À luz do dia chegou diante da casa.

De novo viu a praça, a rua estreita e pouco movimentada.

Estacou na calçada fronteira, ao seu lado Alice esperava. A maquiagem barata dissimulava o cansaço de mil noites mal dormidas.

Uma eternidade depois arriscou perscrutando dentro de seus olhos:

- Vamos?

Não havia paredes descascadas, grades pesadas e negras janelas iguais àquelas. Paralisada diante da casa soturna tremeu da cabeça aos pés e as lembranças da noite de pesadelo a possuíram. Os sussurros obscenos, os seus próprios gritos. Apertou as têmporas latejantes inutilmente.

Como se adivinhasse Alice pegou o seu braço, apertou-o com força, obrigou-a a voltar à terra:

- Fiz o que querias.

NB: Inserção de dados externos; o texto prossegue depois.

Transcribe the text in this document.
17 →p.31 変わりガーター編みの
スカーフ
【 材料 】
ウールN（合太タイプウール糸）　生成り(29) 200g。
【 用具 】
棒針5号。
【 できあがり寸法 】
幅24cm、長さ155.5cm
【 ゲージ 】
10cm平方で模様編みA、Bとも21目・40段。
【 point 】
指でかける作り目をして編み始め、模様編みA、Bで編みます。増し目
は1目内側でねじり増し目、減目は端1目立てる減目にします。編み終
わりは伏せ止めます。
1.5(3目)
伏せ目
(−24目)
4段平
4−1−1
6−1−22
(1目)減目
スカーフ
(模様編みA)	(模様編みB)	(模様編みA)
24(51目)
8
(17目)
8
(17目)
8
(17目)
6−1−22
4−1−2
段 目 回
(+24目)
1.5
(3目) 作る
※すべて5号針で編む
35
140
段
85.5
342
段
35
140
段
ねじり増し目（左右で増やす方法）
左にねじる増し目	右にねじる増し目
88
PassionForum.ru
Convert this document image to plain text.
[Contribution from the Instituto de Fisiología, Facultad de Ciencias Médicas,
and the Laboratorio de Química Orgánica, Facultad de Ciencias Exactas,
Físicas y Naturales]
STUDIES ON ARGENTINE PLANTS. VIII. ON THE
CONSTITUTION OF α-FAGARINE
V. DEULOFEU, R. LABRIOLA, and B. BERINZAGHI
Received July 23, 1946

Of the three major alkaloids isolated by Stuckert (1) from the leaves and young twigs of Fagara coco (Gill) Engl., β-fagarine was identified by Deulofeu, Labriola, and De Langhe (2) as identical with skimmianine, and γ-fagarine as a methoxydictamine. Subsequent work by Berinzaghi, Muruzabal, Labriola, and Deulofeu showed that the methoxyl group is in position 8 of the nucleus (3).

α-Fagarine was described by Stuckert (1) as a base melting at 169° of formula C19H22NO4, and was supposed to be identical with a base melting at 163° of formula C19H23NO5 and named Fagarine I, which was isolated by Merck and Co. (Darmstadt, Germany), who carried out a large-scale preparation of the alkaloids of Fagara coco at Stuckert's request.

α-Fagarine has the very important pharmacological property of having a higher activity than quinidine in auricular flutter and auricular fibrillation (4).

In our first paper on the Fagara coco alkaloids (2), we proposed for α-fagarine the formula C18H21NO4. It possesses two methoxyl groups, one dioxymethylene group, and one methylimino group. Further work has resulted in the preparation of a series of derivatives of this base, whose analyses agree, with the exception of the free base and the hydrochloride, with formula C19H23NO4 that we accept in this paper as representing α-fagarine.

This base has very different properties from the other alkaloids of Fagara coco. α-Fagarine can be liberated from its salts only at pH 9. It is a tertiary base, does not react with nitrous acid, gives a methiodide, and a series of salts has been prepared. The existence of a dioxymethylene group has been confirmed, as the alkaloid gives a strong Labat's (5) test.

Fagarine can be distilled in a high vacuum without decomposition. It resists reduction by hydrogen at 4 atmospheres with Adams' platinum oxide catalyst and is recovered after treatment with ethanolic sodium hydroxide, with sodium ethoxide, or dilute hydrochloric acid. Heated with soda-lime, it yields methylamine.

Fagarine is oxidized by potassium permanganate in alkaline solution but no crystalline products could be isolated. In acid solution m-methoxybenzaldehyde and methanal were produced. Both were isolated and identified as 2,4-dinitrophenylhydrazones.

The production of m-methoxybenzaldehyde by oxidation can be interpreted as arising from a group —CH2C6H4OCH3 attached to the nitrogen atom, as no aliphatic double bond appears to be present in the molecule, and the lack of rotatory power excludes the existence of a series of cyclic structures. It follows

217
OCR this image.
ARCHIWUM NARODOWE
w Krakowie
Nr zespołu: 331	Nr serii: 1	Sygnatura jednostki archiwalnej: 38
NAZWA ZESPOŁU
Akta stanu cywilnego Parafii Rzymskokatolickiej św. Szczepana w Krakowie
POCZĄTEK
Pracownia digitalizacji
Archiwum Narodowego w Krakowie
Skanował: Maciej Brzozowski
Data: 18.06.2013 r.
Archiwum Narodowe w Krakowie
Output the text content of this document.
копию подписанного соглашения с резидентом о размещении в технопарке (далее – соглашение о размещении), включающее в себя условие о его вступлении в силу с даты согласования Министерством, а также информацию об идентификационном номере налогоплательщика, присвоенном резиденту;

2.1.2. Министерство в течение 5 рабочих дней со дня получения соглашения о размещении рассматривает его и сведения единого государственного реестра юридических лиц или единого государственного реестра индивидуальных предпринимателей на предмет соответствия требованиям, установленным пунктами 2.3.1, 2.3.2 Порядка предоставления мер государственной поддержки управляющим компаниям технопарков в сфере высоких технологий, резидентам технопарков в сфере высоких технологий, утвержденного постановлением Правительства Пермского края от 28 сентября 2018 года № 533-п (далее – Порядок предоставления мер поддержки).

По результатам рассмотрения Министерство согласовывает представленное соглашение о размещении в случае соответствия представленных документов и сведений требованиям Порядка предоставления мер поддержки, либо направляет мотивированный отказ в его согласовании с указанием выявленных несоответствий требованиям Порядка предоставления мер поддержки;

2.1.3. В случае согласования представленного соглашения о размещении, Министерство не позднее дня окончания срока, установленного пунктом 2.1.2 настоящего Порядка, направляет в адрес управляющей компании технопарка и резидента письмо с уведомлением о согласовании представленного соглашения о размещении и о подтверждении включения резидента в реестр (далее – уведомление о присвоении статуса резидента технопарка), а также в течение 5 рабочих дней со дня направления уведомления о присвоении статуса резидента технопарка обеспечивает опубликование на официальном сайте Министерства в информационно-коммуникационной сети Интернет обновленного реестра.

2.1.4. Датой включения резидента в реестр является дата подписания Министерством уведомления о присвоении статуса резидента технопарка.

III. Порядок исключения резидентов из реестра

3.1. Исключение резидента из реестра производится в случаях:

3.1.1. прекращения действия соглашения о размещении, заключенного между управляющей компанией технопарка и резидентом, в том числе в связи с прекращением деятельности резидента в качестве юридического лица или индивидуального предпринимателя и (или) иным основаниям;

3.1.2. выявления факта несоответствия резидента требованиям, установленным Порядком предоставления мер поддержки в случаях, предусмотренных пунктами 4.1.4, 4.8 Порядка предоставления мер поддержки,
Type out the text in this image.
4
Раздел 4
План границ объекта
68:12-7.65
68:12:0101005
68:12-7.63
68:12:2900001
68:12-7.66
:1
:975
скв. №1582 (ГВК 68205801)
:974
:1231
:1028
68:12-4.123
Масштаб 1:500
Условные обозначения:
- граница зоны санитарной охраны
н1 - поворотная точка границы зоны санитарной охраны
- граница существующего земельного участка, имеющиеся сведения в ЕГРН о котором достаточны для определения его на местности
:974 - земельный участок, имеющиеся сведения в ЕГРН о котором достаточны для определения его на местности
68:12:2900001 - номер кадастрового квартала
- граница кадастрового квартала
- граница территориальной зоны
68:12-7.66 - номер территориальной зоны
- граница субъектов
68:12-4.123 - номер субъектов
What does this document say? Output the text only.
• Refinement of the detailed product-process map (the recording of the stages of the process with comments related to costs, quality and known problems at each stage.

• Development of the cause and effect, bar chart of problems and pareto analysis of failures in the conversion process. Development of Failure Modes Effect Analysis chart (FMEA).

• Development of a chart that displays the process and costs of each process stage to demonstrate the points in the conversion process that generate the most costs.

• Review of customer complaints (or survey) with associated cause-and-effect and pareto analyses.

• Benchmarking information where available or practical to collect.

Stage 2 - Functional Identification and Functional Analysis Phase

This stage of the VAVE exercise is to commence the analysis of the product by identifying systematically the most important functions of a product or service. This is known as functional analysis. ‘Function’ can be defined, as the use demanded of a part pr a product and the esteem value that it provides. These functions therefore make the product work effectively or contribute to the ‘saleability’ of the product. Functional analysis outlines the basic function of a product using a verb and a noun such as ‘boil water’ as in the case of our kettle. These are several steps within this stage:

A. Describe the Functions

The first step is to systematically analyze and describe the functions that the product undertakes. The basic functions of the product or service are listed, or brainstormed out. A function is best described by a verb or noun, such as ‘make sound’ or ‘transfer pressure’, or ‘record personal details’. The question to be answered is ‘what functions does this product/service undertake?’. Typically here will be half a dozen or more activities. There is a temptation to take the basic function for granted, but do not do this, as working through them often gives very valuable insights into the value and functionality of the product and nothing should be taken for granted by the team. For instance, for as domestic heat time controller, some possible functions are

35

Mas não vejo razão, acho loucura. É melhor irmos embora. Quem vai acreditar?

Do outro lado, parado diante da casa o vigia em seu uniforme desbotado continuava a fuzilar as duas mulheres com olhar rancoroso e cheio de sono.

Corina sentiu frio penetrante nas entranhas, a coragem que a movera até ali desapareceu. Desejou estar em seu quarto, a porta trancada para ninguém ver as lágrimas jorrarem incontroláveis, que agora ameaçavam saltar ali mesmo naquela rua sombria em plena luz do sol de meio-dia.

Viu as gotas de suor ameaçarem escorrer o pó do rosto de Alice.

- O que vai adiantar? Estou com fome, vamos embora – a voz saiu da boca mascarada, passou raspando sem atingi-la.

Continuou hipnotizada, pregada ao solo, a cena da noite mais viva do que nunca a destruí-la por dentro, o olhar preso na negra janela, o terror voltando aos borbotões.

A vista escureceu, de novo era noite. Gritava e ninguém respondia.

Debatia-se, de novo as mãos grosseiras e ela tão nua. Mergulhou no túnel sem volta e deslizou em queda vertiginosa. As pernas dobraram lentamente.

As pancadas na janela a fizeram abrir-se de par em par. Emoldurou o rosto pálido de uma mulher, a aparição tangeu o pesadelo.

Voltou à realidade, o sol brilhava e Alice com seu rosto borrado impaciente.

Ah, precisava fugir depressa, da casa de paredes descascadas, da praça deserta, do monstro de voz aterrorizante.

- Vamos embora, Alice.

Assustou-se com a própria voz, apressou os passos e a amiga teve dificuldade para acompanhá-la.